Marie se mordit la lèvre.
-Ce n'est pas la bonne. Dit-elle, prête à y retourner. Le vieil homme la retint.
-Tu ne trouveras pas une autre feuille identique, Marie.
Elle le regarda d'un air interrogatif. Il prit une inspiration, et s'accroupissant pour la regarder dans les yeux, lui expliqua :
-Dieu a créé chaque chose de manière unique. Ainsi, chaque feuille de chêne est unique, même sur un même arbre. Chaque fleur est unique, chaque animal, toi aussi... Il n'y a aucune petite fille exactement comme toi. Peut-être une qui te ressemble, mais pas une qui soit identique.
-Dans tout le monde entier ?! s'exclama-t-elle.
-Oui, Dieu a voulu que chacune de ses créations soit unique.
Il marqua un temps d'arrêt avant de sourire :
-Autrement tu imagines, si une autre Marie comme toi était une vilaine fille, il pourrait vous confondre et te punir à sa place !
-Oh ce serait dommage ! Heureusement que je suis toute seule ! Vous aussi vous êtes unique ?

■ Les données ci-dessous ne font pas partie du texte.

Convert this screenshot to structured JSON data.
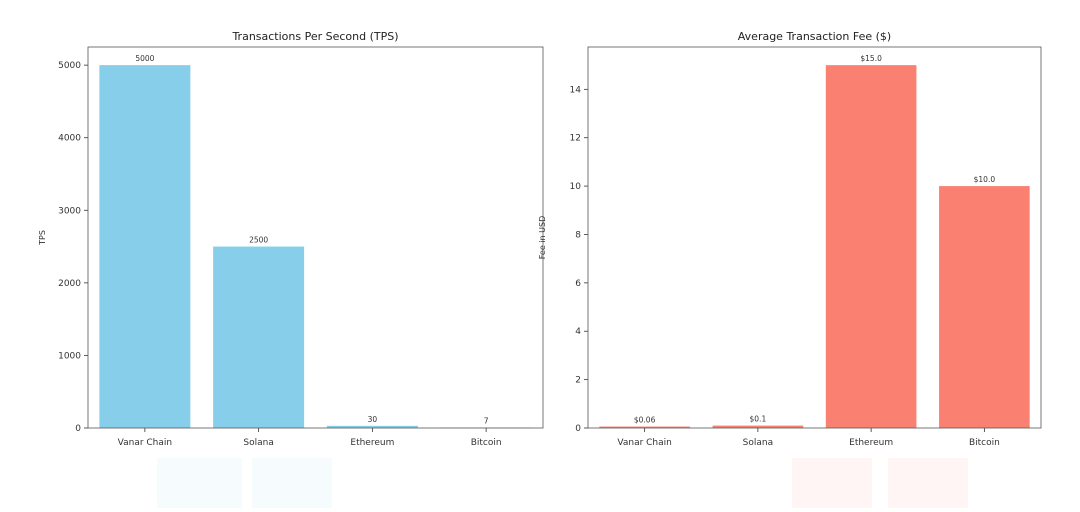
{
  "chart_data": [
    {
      "type": "bar",
      "title": "Transactions Per Second (TPS)",
      "xlabel": "",
      "ylabel": "TPS",
      "categories": [
        "Vanar Chain",
        "Solana",
        "Ethereum",
        "Bitcoin"
      ],
      "values": [
        5000,
        2500,
        30,
        7
      ],
      "data_labels": [
        "5000",
        "2500",
        "30",
        "7"
      ],
      "yticks": [
        0,
        1000,
        2000,
        3000,
        4000,
        5000
      ],
      "ytick_labels": [
        "0",
        "1000",
        "2000",
        "3000",
        "4000",
        "5000"
      ],
      "ylim": [
        0,
        5250
      ],
      "bar_color": "#87CEEB",
      "grid": false
    },
    {
      "type": "bar",
      "title": "Average Transaction Fee ($)",
      "xlabel": "",
      "ylabel": "Fee in USD",
      "categories": [
        "Vanar Chain",
        "Solana",
        "Ethereum",
        "Bitcoin"
      ],
      "values": [
        0.06,
        0.1,
        15.0,
        10.0
      ],
      "data_labels": [
        "$0.06",
        "$0.1",
        "$15.0",
        "$10.0"
      ],
      "yticks": [
        0,
        2,
        4,
        6,
        8,
        10,
        12,
        14
      ],
      "ytick_labels": [
        "0",
        "2",
        "4",
        "6",
        "8",
        "10",
        "12",
        "14"
      ],
      "ylim": [
        0,
        15.75
      ],
      "bar_color": "#FA8072",
      "grid": false
    }
  ]
}
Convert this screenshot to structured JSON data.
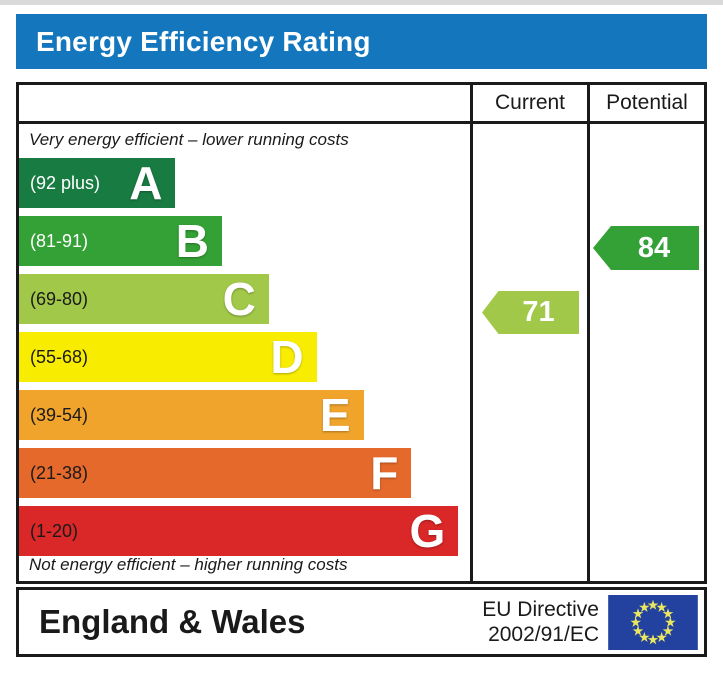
{
  "title": "Energy Efficiency Rating",
  "colors": {
    "title_bar": "#1477bd",
    "border": "#1a1a1a",
    "flag_blue": "#23419f",
    "flag_star": "#e9e65f"
  },
  "table": {
    "columns": {
      "current": "Current",
      "potential": "Potential"
    },
    "top_caption": "Very energy efficient – lower running costs",
    "bottom_caption": "Not energy efficient – higher running costs",
    "bands": [
      {
        "letter": "A",
        "range": "(92 plus)",
        "color": "#187b41",
        "width_pct": 34.7,
        "label_color": "#ffffff"
      },
      {
        "letter": "B",
        "range": "(81-91)",
        "color": "#33a135",
        "width_pct": 45.0,
        "label_color": "#ffffff"
      },
      {
        "letter": "C",
        "range": "(69-80)",
        "color": "#a1c848",
        "width_pct": 55.4,
        "label_color": "#1a1a1a"
      },
      {
        "letter": "D",
        "range": "(55-68)",
        "color": "#f8ed00",
        "width_pct": 66.0,
        "label_color": "#1a1a1a"
      },
      {
        "letter": "E",
        "range": "(39-54)",
        "color": "#f0a42c",
        "width_pct": 76.4,
        "label_color": "#1a1a1a"
      },
      {
        "letter": "F",
        "range": "(21-38)",
        "color": "#e5692b",
        "width_pct": 87.0,
        "label_color": "#1a1a1a"
      },
      {
        "letter": "G",
        "range": "(1-20)",
        "color": "#da2727",
        "width_pct": 97.4,
        "label_color": "#1a1a1a"
      }
    ],
    "current": {
      "value": "71",
      "band": "C",
      "color": "#a1c848"
    },
    "potential": {
      "value": "84",
      "band": "B",
      "color": "#33a135"
    }
  },
  "footer": {
    "region": "England & Wales",
    "directive_line1": "EU Directive",
    "directive_line2": "2002/91/EC",
    "flag_icon": "eu-flag"
  },
  "chart_data": {
    "type": "bar",
    "title": "Energy Efficiency Rating",
    "categories": [
      "A",
      "B",
      "C",
      "D",
      "E",
      "F",
      "G"
    ],
    "band_ranges": [
      "92 plus",
      "81-91",
      "69-80",
      "55-68",
      "39-54",
      "21-38",
      "1-20"
    ],
    "band_colors": [
      "#187b41",
      "#33a135",
      "#a1c848",
      "#f8ed00",
      "#f0a42c",
      "#e5692b",
      "#da2727"
    ],
    "values": [
      34.7,
      45.0,
      55.4,
      66.0,
      76.4,
      87.0,
      97.4
    ],
    "value_units": "relative bar length (percent of scale column width)",
    "series": [
      {
        "name": "Current",
        "value": 71,
        "band": "C"
      },
      {
        "name": "Potential",
        "value": 84,
        "band": "B"
      }
    ],
    "xlabel": "",
    "ylabel": "",
    "legend_position": "column headers (Current / Potential)",
    "grid": false,
    "annotations": [
      "Very energy efficient – lower running costs",
      "Not energy efficient – higher running costs",
      "England & Wales",
      "EU Directive 2002/91/EC"
    ]
  }
}
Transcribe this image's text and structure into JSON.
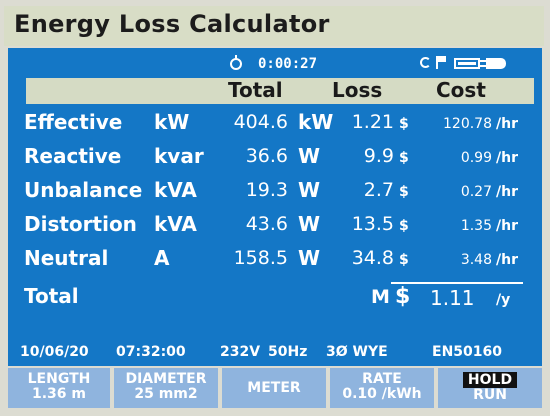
{
  "title": "Energy Loss Calculator",
  "status": {
    "timer": "0:00:27",
    "icons": [
      "clock-icon",
      "rotate-icon",
      "flag-icon",
      "battery-icon",
      "plug-icon"
    ]
  },
  "headers": {
    "total": "Total",
    "loss": "Loss",
    "cost": "Cost"
  },
  "rows": [
    {
      "name": "Effective",
      "unit": "kW",
      "total": "404.6",
      "loss_unit": "kW",
      "loss": "1.21",
      "currency": "$",
      "cost": "120.78",
      "per": "/hr"
    },
    {
      "name": "Reactive",
      "unit": "kvar",
      "total": "36.6",
      "loss_unit": "W",
      "loss": "9.9",
      "currency": "$",
      "cost": "0.99",
      "per": "/hr"
    },
    {
      "name": "Unbalance",
      "unit": "kVA",
      "total": "19.3",
      "loss_unit": "W",
      "loss": "2.7",
      "currency": "$",
      "cost": "0.27",
      "per": "/hr"
    },
    {
      "name": "Distortion",
      "unit": "kVA",
      "total": "43.6",
      "loss_unit": "W",
      "loss": "13.5",
      "currency": "$",
      "cost": "1.35",
      "per": "/hr"
    },
    {
      "name": "Neutral",
      "unit": "A",
      "total": "158.5",
      "loss_unit": "W",
      "loss": "34.8",
      "currency": "$",
      "cost": "3.48",
      "per": "/hr"
    }
  ],
  "total": {
    "label": "Total",
    "prefix": "M",
    "currency": "$",
    "value": "1.11",
    "per": "/y"
  },
  "info": {
    "date": "10/06/20",
    "time": "07:32:00",
    "voltage": "232V",
    "frequency": "50Hz",
    "config": "3Ø WYE",
    "standard": "EN50160"
  },
  "softkeys": {
    "length": {
      "label": "LENGTH",
      "value": "1.36 m"
    },
    "diameter": {
      "label": "DIAMETER",
      "value": "25 mm2"
    },
    "meter": {
      "label": "METER"
    },
    "rate": {
      "label": "RATE",
      "value": "0.10 /kWh"
    },
    "hold_run": {
      "hold": "HOLD",
      "run": "RUN"
    }
  },
  "colors": {
    "screen": "#1477c6",
    "header": "#d5dbc4",
    "softkey": "#8fb4de"
  }
}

-Oui, tout le monde. Même les jumeaux ne sont pas exactement pareil.
La petite ouvrait de grands yeux.
Elle apprenait des choses tous les jours. Elle apprît ensuite les jours de la semaine. Le dimanche, où elle devait se faire belle et aider son maître à préparer la messe. Puis le lundi. C'était le jour où ils cuisinaient ensemble. Elle apprenait à faire de bonnes soupes, parfois des ragoûts et même de délicieux gâteaux. Le mardi, ils fabriquaient des petits objets en laine ou en tissus, l'abbé lui apprenait à coudre. Le mercredi, ils visitaient les pauvres de la région et leur apportaient des choses à manger, ou ce qu'ils avaient confectionné la veille. Le jeudi elle pouvait aller voir les différents animaux de l'abbé. Il montra à Marie comment traire une vache, ce jeu lui plaisait beaucoup. Elle prenait un grand plaisir à attendre le jeudi, et restait des heures à l'étable ou à la bergerie. Le vendredi, elle pouvait jouer toute la journée. Elle s'occupait donc en fonction du temps, et le samedi, ils préparaient l'église pour les messes du soir et du lendemain. Elle avait donc un emploi du temps complet et ne s'ennuyait presque jamais. L'abbé veillait à ce qu'elle ait une éducation complète afin qu'elle puisse aussi bien se débrouiller à la campagne, que briller en ville. Un vendredi, alors qu'elle jouait avec des morceaux de bois, il l'appela.
-Marie, maintenant que tu connais l'alphabet, je vais t'apprendre à lire. Tu veux bien ?
-Oui ! s'exclama-t-elle ravie.
Son maître lui présenta un vieux livre de lecture.
-C'était le mien. Lui expliqua-t-il.
La petite hocha la tête.
-Il y a marqué quoi, là ? demanda-t-elle en pointant l'une des premières lignes.
-BA, BE, BI, BU... lu-t-il.
-Mais c'est des mots de bébé ! Je veux apprendre à lire de vrais mots ! se plaignit-elle, déçue.
-C'est par là qu'il faut commencer ma puce.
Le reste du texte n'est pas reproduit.